Follow-up on Glass Instagram Story AGM Coverage
On Wednesday 8 March, Glass live reported on the reconvened AGM by publishing on Instagram stories throughout the meeting. One of the stories referred to the exchange detailed above between Davidson and a member of the Queer Collective.
At the end of the coverage, Glass posted a story asking for student opinions on the AGM. One of the comments received stated, “Transphobic language from the President is a STRONG no from me x”.
Glass reposted this comment to Instagram stories. This comment was not the opinion of Glass, and was published in an effort to showcase student opinion on this divisive issue. Glass acknowledges that it would have been fair to ask Davidson to provide comment on this student comment, and Editor-in-Chief Ciaran Greig has apologised to Davidson for not doing so.

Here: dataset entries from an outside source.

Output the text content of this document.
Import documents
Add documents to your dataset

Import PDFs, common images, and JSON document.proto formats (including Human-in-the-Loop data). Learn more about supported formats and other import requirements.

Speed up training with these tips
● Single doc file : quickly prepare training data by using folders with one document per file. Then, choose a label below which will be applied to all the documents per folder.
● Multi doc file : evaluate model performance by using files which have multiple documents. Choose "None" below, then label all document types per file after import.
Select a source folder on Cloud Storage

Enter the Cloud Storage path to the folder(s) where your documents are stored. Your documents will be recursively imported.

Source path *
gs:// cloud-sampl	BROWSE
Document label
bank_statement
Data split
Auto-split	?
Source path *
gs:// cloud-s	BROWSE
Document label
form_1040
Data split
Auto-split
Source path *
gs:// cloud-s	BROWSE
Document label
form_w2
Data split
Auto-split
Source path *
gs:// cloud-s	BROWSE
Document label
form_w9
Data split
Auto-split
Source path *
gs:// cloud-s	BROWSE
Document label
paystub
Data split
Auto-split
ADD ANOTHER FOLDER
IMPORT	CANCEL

17 hours after the story had been posted, a member of the Queer Collective reached out to Glass, and asked for the story to be removed and for Glass to publish a retraction. They stated that they felt Davidson’s original comment was “a well-intentioned attempt to align with the language in the Queer Collective Inclusive Language Guide”.
Glass responded, and said we believed the matter was reported accurately and as it happened, and would not be removing the Instagram story or posting a retraction.

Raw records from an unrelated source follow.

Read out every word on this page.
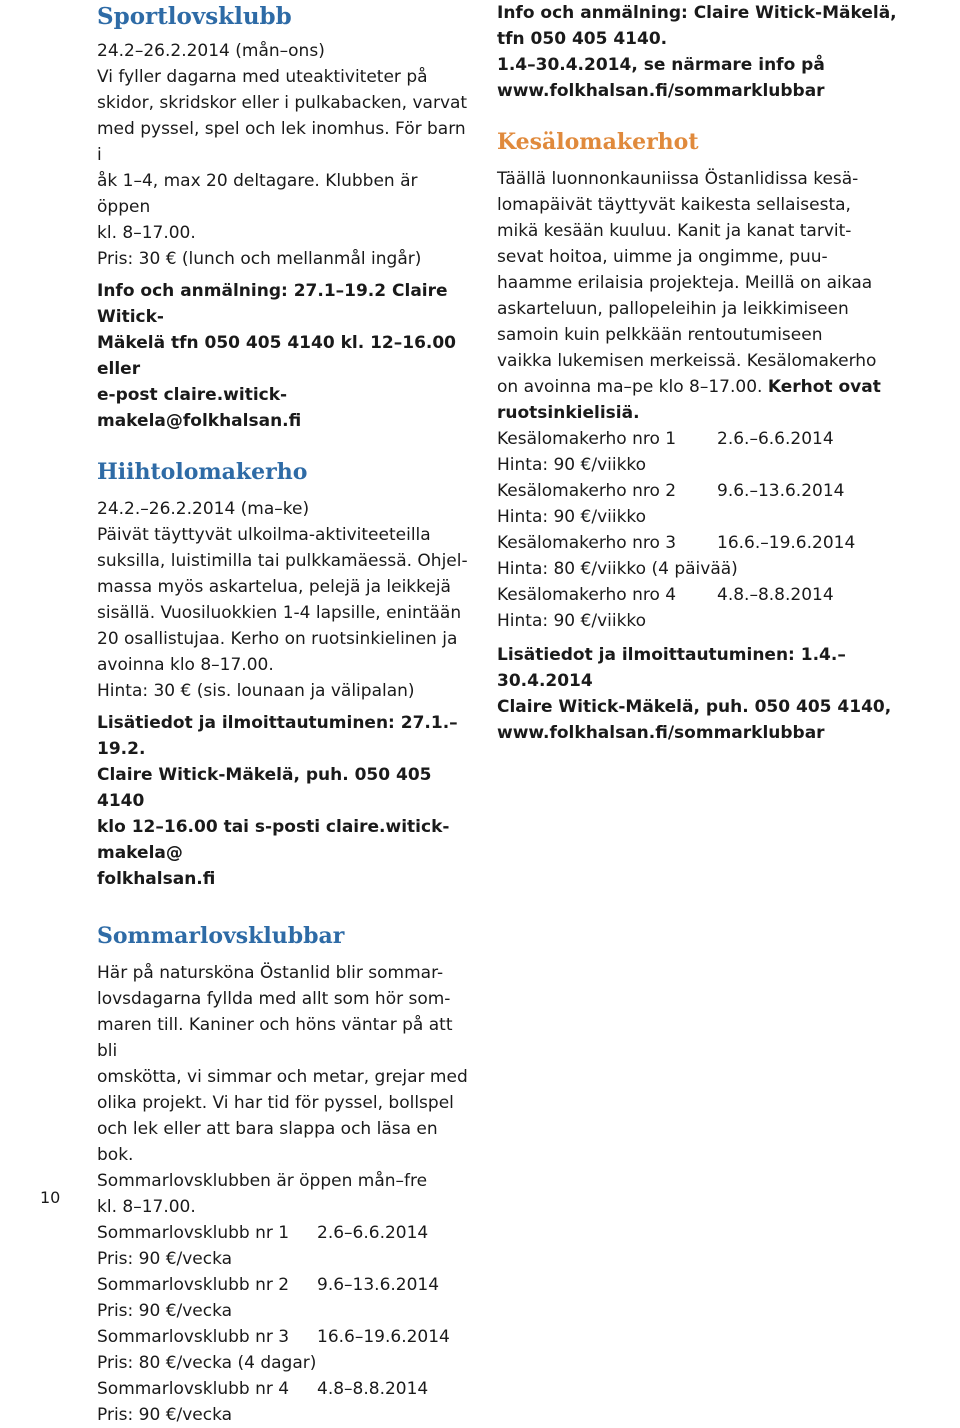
Sportlovsklubb

24.2–26.2.2014 (mån–ons)

Vi fyller dagarna med uteaktiviteter på

skidor, skridskor eller i pulkabacken, varvat

med pyssel, spel och lek inomhus. För barn i

åk 1–4, max 20 deltagare. Klubben är öppen

kl. 8–17.00.

Pris: 30 € (lunch och mellanmål ingår)

Info och anmälning: 27.1–19.2 Claire Witick-

Mäkelä tfn 050 405 4140 kl. 12–16.00 eller

e-post claire.witick-makela@folkhalsan.fi

Hiihtolomakerho

24.2.–26.2.2014 (ma–ke)

Päivät täyttyvät ulkoilma-aktiviteeteilla

suksilla, luistimilla tai pulkkamäessä. Ohjel-

massa myös askartelua, pelejä ja leikkejä

sisällä. Vuosiluokkien 1-4 lapsille, enintään

20 osallistujaa. Kerho on ruotsinkielinen ja

avoinna klo 8–17.00.

Hinta: 30 € (sis. lounaan ja välipalan)

Lisätiedot ja ilmoittautuminen: 27.1.–19.2.

Claire Witick-Mäkelä, puh. 050 405 4140

klo 12–16.00 tai s-posti claire.witick-makela@

folkhalsan.fi

Sommarlovsklubbar

Här på natursköna Östanlid blir sommar-

lovsdagarna fyllda med allt som hör som-

maren till. Kaniner och höns väntar på att bli

omskötta, vi simmar och metar, grejar med

olika projekt. Vi har tid för pyssel, bollspel

och lek eller att bara slappa och läsa en bok.

Sommarlovsklubben är öppen mån–fre

kl. 8–17.00.

Sommarlovsklubb nr 1	2.6–6.6.2014

Pris: 90 €/vecka

Sommarlovsklubb nr 2	9.6–13.6.2014

Pris: 90 €/vecka

Sommarlovsklubb nr 3	16.6–19.6.2014

Pris: 80 €/vecka (4 dagar)

Sommarlovsklubb nr 4	4.8–8.8.2014

Pris: 90 €/vecka

Info och anmälning: Claire Witick-Mäkelä,

tfn 050 405 4140.

1.4–30.4.2014, se närmare info på

www.folkhalsan.fi/sommarklubbar

Kesälomakerhot

Täällä luonnonkauniissa Östanlidissa kesä-

lomapäivät täyttyvät kaikesta sellaisesta,

mikä kesään kuuluu. Kanit ja kanat tarvit-

sevat hoitoa, uimme ja ongimme, puu-

haamme erilaisia projekteja. Meillä on aikaa

askarteluun, pallopeleihin ja leikkimiseen

samoin kuin pelkkään rentoutumiseen

vaikka lukemisen merkeissä. Kesälomakerho

on avoinna ma–pe klo 8–17.00. Kerhot ovat

ruotsinkielisiä.

Kesälomakerho nro 1	2.6.–6.6.2014

Hinta: 90 €/viikko

Kesälomakerho nro 2	9.6.–13.6.2014

Hinta: 90 €/viikko

Kesälomakerho nro 3	16.6.–19.6.2014

Hinta: 80 €/viikko (4 päivää)

Kesälomakerho nro 4	4.8.–8.8.2014

Hinta: 90 €/viikko

Lisätiedot ja ilmoittautuminen: 1.4.–30.4.2014

Claire Witick-Mäkelä, puh. 050 405 4140,

www.folkhalsan.fi/sommarklubbar

10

The students that reached out to Glass with concerns about Davidson’s language took issue with the wording “males who identify in that way” and believed this phrasing is problematic since it shares similarities with anti-trans rhetoric, alluding that trans-women are “just males with identity disorders”. Adding salt to the wound, this comment was stated on International Women’s Day, and only days before the protest against Kellie-Jay Keen’s Presence in Australia.
While the Glass Editors do not believe Davidson is transphobic, and did not mean to portray her as such, the language used caused undeniable hurt to several vocal students, who found the slip up disheartening to see from the President of their student union.

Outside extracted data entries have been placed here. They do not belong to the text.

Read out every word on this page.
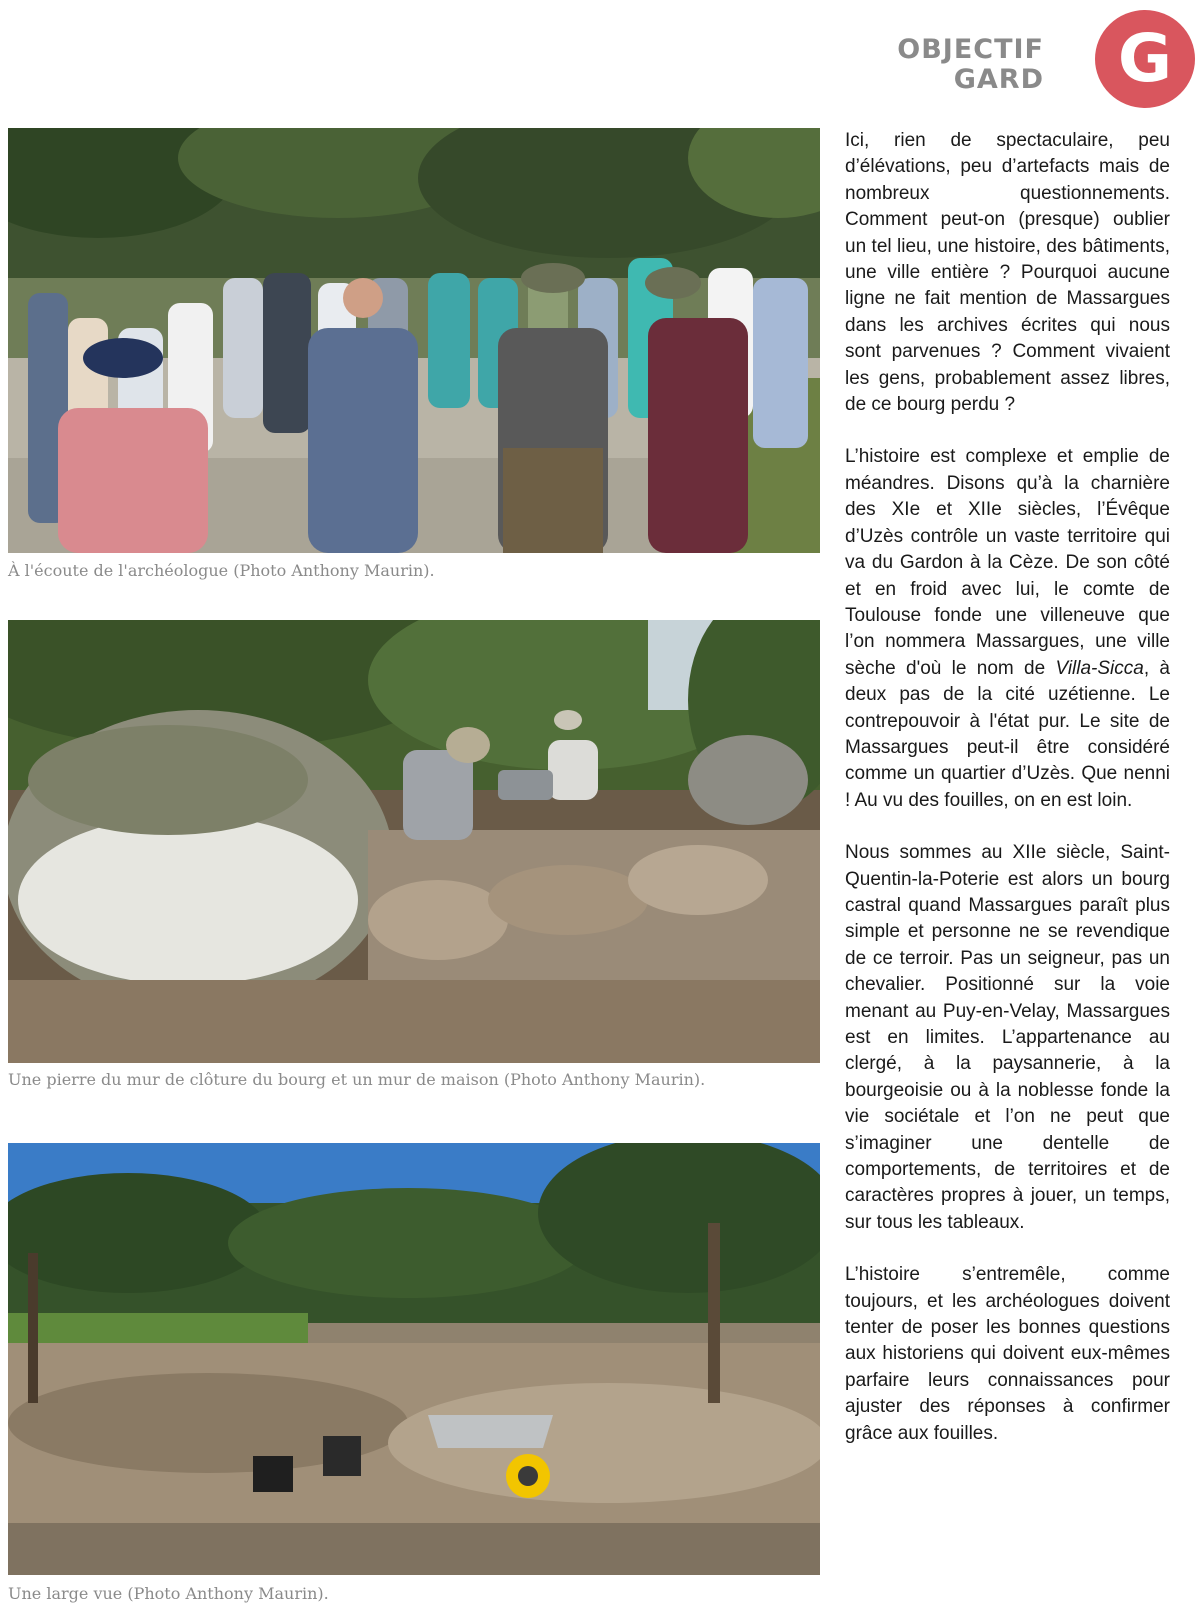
OBJECTIF
GARD	G
À l'écoute de l'archéologue (Photo Anthony Maurin).
Une pierre du mur de clôture du bourg et un mur de maison (Photo Anthony Maurin).
Une large vue (Photo Anthony Maurin).

Ici, rien de spectaculaire, peu d’élévations, peu d’artefacts mais de nombreux questionnements. Comment peut-on (presque) oublier un tel lieu, une histoire, des bâtiments, une ville entière ? Pourquoi aucune ligne ne fait mention de Massargues dans les archives écrites qui nous sont parvenues ? Comment vivaient les gens, probablement assez libres, de ce bourg perdu ?

L’histoire est complexe et emplie de méandres. Disons qu’à la charnière des XIe et XIIe siècles, l’Évêque d’Uzès contrôle un vaste territoire qui va du Gardon à la Cèze. De son côté et en froid avec lui, le comte de Toulouse fonde une villeneuve que l’on nommera Massargues, une ville sèche d'où le nom de Villa-Sicca, à deux pas de la cité uzétienne. Le contrepouvoir à l'état pur. Le site de Massargues peut-il être considéré comme un quartier d’Uzès. Que nenni ! Au vu des fouilles, on en est loin.

Nous sommes au XIIe siècle, Saint-Quentin-la-Poterie est alors un bourg castral quand Massargues paraît plus simple et personne ne se revendique de ce terroir. Pas un seigneur, pas un chevalier. Positionné sur la voie menant au Puy-en-Velay, Massargues est en limites. L’appartenance au clergé, à la paysannerie, à la bourgeoisie ou à la noblesse fonde la vie sociétale et l’on ne peut que s’imaginer une dentelle de comportements, de territoires et de caractères propres à jouer, un temps, sur tous les tableaux.

L’histoire s’entremêle, comme toujours, et les archéologues doivent tenter de poser les bonnes questions aux historiens qui doivent eux-mêmes parfaire leurs connaissances pour ajuster des réponses à confirmer grâce aux fouilles.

On the evening of 10 March, the Queer Collective published a statement on this matter. They said they did not consider Davidson’s comment to be transphobic, and considered the attempt to use inclusive language a demonstration of the President’s commitment to inclusion.
The full statement can be viewed here on their social media account.
Davidson also published a statement on her own social media account. The full statement read as follows:
“Thank you @qgqueercollective for holding me accountable, but also for providing me a safe and welcoming space to learn. Whilst I continue to broaden my understanding of language and try my hardest, I am fortunate enough to have your support and guidance.
“The blatant misrepresentation of your character is something that nobody should have to experience, especially when the full picture isn’t disclosed to better sell a story.
“I stand for fair, transparent and accountable reporting for QUT students.”
Davidson has since also provided the following statement to Glass:
“I hold myself accountable and apologise for my clumsy, and then immediately rectified, phrasing during a nerve-racking speech – trying so hard to use inclusive language described within the QUT Guild Queer Collective’s Guide I have been studying. Since, I have been educating myself further on the matter and working on my delivery. I am so appreciative of the QUT Guild Queer Collective of providing me a safe and welcome space to expand my knowledge and voice their understanding.
I speak for every student, when I say that they deserve a student-funded President who is honest, transparent and is held accountable. The same should be said for their student-funded magazine.”
The QUT Student Guild Media Team (currently the Glass Editors) exists to hold the University and Guild accountable, and is committed under the Guild’s governing documents to both reporting accurately on meetings of the SRC and provide a platform for students to share their opinions. This means covering relevant social issues, and also means providing a platform for individuals to express their views on QUT student culture.